Jika boleh jujur, gadis cantik itu mungkin tidak bisa merasa lebih bahagia lagi dibanding hari ini. Menghabiskan hari ulang tahun bersama orang terkasih merupakan salah satu mimpinya, mengingat kedua orang tuanya yang jarang sekali pulang dari luar negeri serta dirinya hanya seorang anak tunggal membuat Ranindya sangat menghargai setiap momen yang dihabiskan bersama Haksara.

“Gimana, Cantik? Suka sama hadiahnya?” tanya Haksara sesaat setelah ia melonggarkan dekapannya.

Tidak dapat menjawab dengan kata-kata, Ranindya menganggukkan kepalanya beberapa kali dengan semangat. “Suka banget!” ucapnya. “Kok kamu tau sih, Chan, kalo aku pengen banget trip di bagasi mobil van?” tanya gadis cantik itu penasaran.

Sebelum menjawab, Haksara tertawa pelan.

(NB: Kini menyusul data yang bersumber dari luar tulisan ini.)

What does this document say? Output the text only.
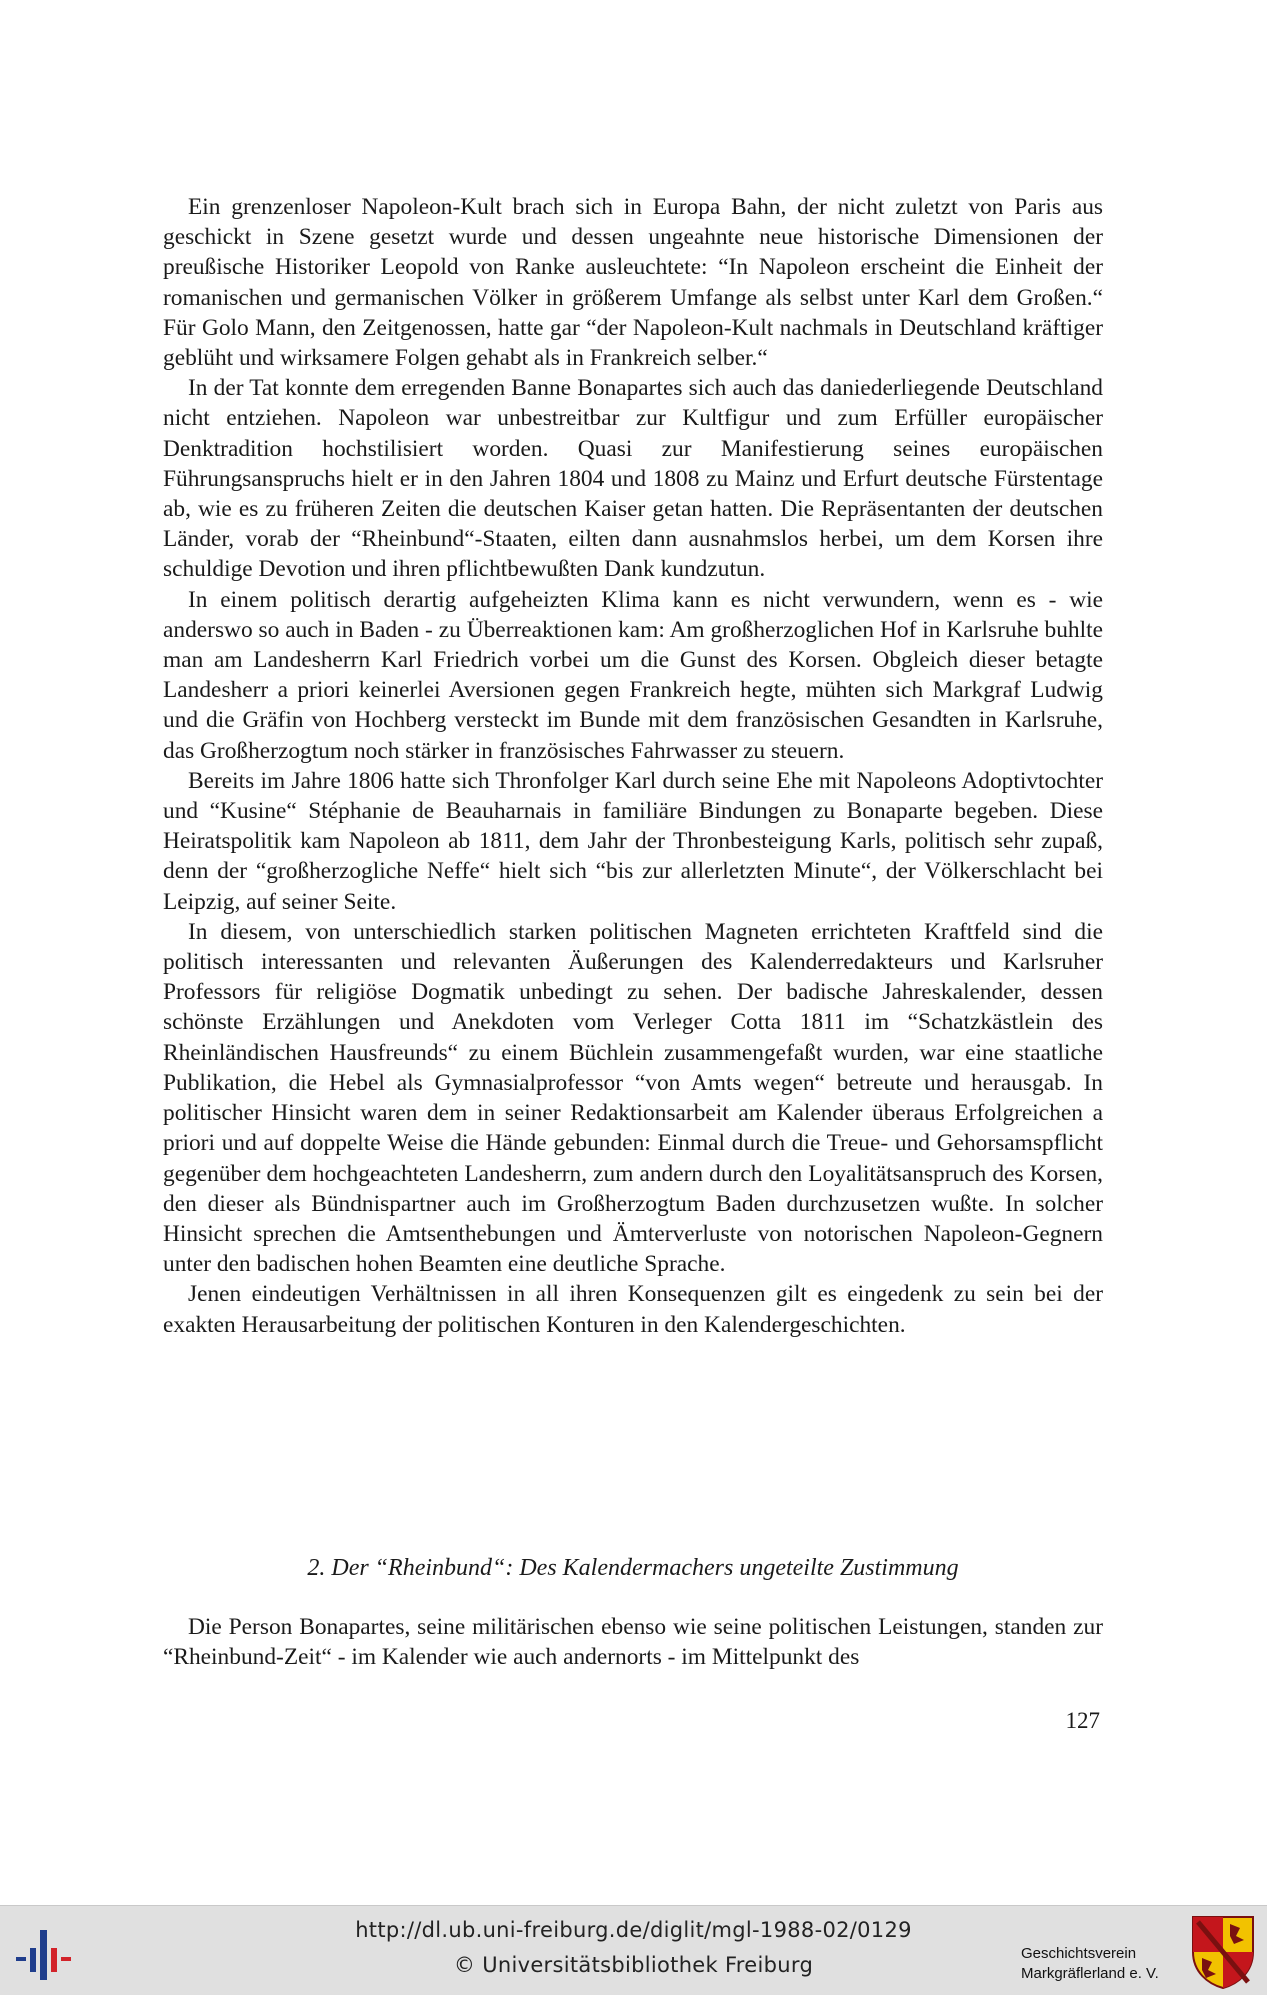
Ein grenzenloser Napoleon-Kult brach sich in Europa Bahn, der nicht zuletzt von Paris aus geschickt in Szene gesetzt wurde und dessen ungeahnte neue historische Dimensionen der preußische Historiker Leopold von Ranke ausleuchtete: “In Napoleon erscheint die Einheit der romanischen und germanischen Völker in größerem Umfange als selbst unter Karl dem Großen.“ Für Golo Mann, den Zeitgenossen, hatte gar “der Napoleon-Kult nachmals in Deutschland kräftiger geblüht und wirksamere Folgen gehabt als in Frankreich selber.“

In der Tat konnte dem erregenden Banne Bonapartes sich auch das daniederliegende Deutschland nicht entziehen. Napoleon war unbestreitbar zur Kultfigur und zum Erfüller europäischer Denktradition hochstilisiert worden. Quasi zur Manifestierung seines europäischen Führungsanspruchs hielt er in den Jahren 1804 und 1808 zu Mainz und Erfurt deutsche Fürstentage ab, wie es zu früheren Zeiten die deutschen Kaiser getan hatten. Die Repräsentanten der deutschen Länder, vorab der “Rheinbund“-Staaten, eilten dann ausnahmslos herbei, um dem Korsen ihre schuldige Devotion und ihren pflichtbewußten Dank kundzutun.

In einem politisch derartig aufgeheizten Klima kann es nicht verwundern, wenn es - wie anderswo so auch in Baden - zu Überreaktionen kam: Am großherzoglichen Hof in Karlsruhe buhlte man am Landesherrn Karl Friedrich vorbei um die Gunst des Korsen. Obgleich dieser betagte Landesherr a priori keinerlei Aversionen gegen Frankreich hegte, mühten sich Markgraf Ludwig und die Gräfin von Hochberg versteckt im Bunde mit dem französischen Gesandten in Karlsruhe, das Großherzogtum noch stärker in französisches Fahrwasser zu steuern.

Bereits im Jahre 1806 hatte sich Thronfolger Karl durch seine Ehe mit Napoleons Adoptivtochter und “Kusine“ Stéphanie de Beauharnais in familiäre Bindungen zu Bonaparte begeben. Diese Heiratspolitik kam Napoleon ab 1811, dem Jahr der Thronbesteigung Karls, politisch sehr zupaß, denn der “großherzogliche Neffe“ hielt sich “bis zur allerletzten Minute“, der Völkerschlacht bei Leipzig, auf seiner Seite.

In diesem, von unterschiedlich starken politischen Magneten errichteten Kraftfeld sind die politisch interessanten und relevanten Äußerungen des Kalenderredakteurs und Karlsruher Professors für religiöse Dogmatik unbedingt zu sehen. Der badische Jahreskalender, dessen schönste Erzählungen und Anekdoten vom Verleger Cotta 1811 im “Schatzkästlein des Rheinländischen Hausfreunds“ zu einem Büchlein zusammengefaßt wurden, war eine staatliche Publikation, die Hebel als Gymnasialprofessor “von Amts wegen“ betreute und herausgab. In politischer Hinsicht waren dem in seiner Redaktionsarbeit am Kalender überaus Erfolgreichen a priori und auf doppelte Weise die Hände gebunden: Einmal durch die Treue- und Gehorsamspflicht gegenüber dem hochgeachteten Landesherrn, zum andern durch den Loyalitätsanspruch des Korsen, den dieser als Bündnispartner auch im Großherzogtum Baden durchzusetzen wußte. In solcher Hinsicht sprechen die Amtsenthebungen und Ämterverluste von notorischen Napoleon-Gegnern unter den badischen hohen Beamten eine deutliche Sprache.

Jenen eindeutigen Verhältnissen in all ihren Konsequenzen gilt es eingedenk zu sein bei der exakten Herausarbeitung der politischen Konturen in den Kalendergeschichten.

2. Der “Rheinbund“: Des Kalendermachers ungeteilte Zustimmung

Die Person Bonapartes, seine militärischen ebenso wie seine politischen Leistungen, standen zur “Rheinbund-Zeit“ - im Kalender wie auch andernorts - im Mittelpunkt des

127
http://dl.ub.uni-freiburg.de/diglit/mgl-1988-02/0129
© Universitätsbibliothek Freiburg	Geschichtsverein
Markgräflerland e. V.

Ia tidak sanggup menahan diri dari gemasnya gadis cantik kesayangannya yang sedang berulang tahun hari ini. Ia letakkan kue yang sedari tadi ada di genggamannya itu di sebelah kanannya. “Inget gak terakhir kali pas aku ke rumah kamu? Yang kamu lagi sakit. Eh, bukan sakit. Lagi pengen,” godanya sembari terkekeh. “Pas kamu lagi mandi, aku gak sengaja liat buku diary kamu di atas laci meja yang di sebelah kasur. Aku sedikit banyak baca keinginan dan harapan kamu di buku itu. Jujur, aku bacanya sedih banget, Ran. Kamu ngerasa banyak kesepian setelah orang tua kamu pergi kerja ke Jepang,” jelas lelaki tampan itu.

Mendengarnya, Ranindya menundukkan pandangannya. Ya, memang benar apa yang dikatakan kekasihnya itu. Entah mengapa, akhir-akhir ini, gadis cantik itu sering kali merasa sendiri padahal tidak jarang Haksara menginap di rumahnya. “Aku kangen sama Papi sama Mamin, Chan,” lirihnya.

Mendengarnya, Haksara dengan inisiatifnya kembali menarik kekasihnya untuk masuk ke dalam dekapannya. Sepasang tangan kekarnya bergerak mengusap pucuk kepala lalu punggung sempit itu secara bergantiannya. Di dalam dekapan hangat itu, Ranindya menghela napas panjang.

“Jangan pernah ngerasa sendiri, ya, Ran. Aku ada di sini buat kamu. Gak peduli kapan dan di mana, aku akan selalu ada kalo kamu butuh. Cantiknya Chandra gak boleh sering-sering sedih, ya,” ucap lelaki manis diakhiri dengan kecupan ringan di kening gadisnya.

Ranindya menganggukkan kepalanya beberapa kali. “Jangan tinggalin aku, ya, Chan,” pintanya.

“Iya, Sayang. Aku gak akan ninggalin kamu,” kata Haksara.

Di hadapan pantai yang terbentang luas serta langit yang melukiskan mentari terbenam, sepasang kekasih itu, Ranindya dan Haksara, memutuskan untuk mencintai satu sama lain dengan tempo waktu yang tidak ditentukan. Selagi mereka masih bisa bernapas, mereka berjanji untuk ada di sisi satu sama lain. Tidak ingin atmosfer yang memilukan ini berlangsung lebih lama, lelaki tampan itu memutuskan untuk mengakhirinya.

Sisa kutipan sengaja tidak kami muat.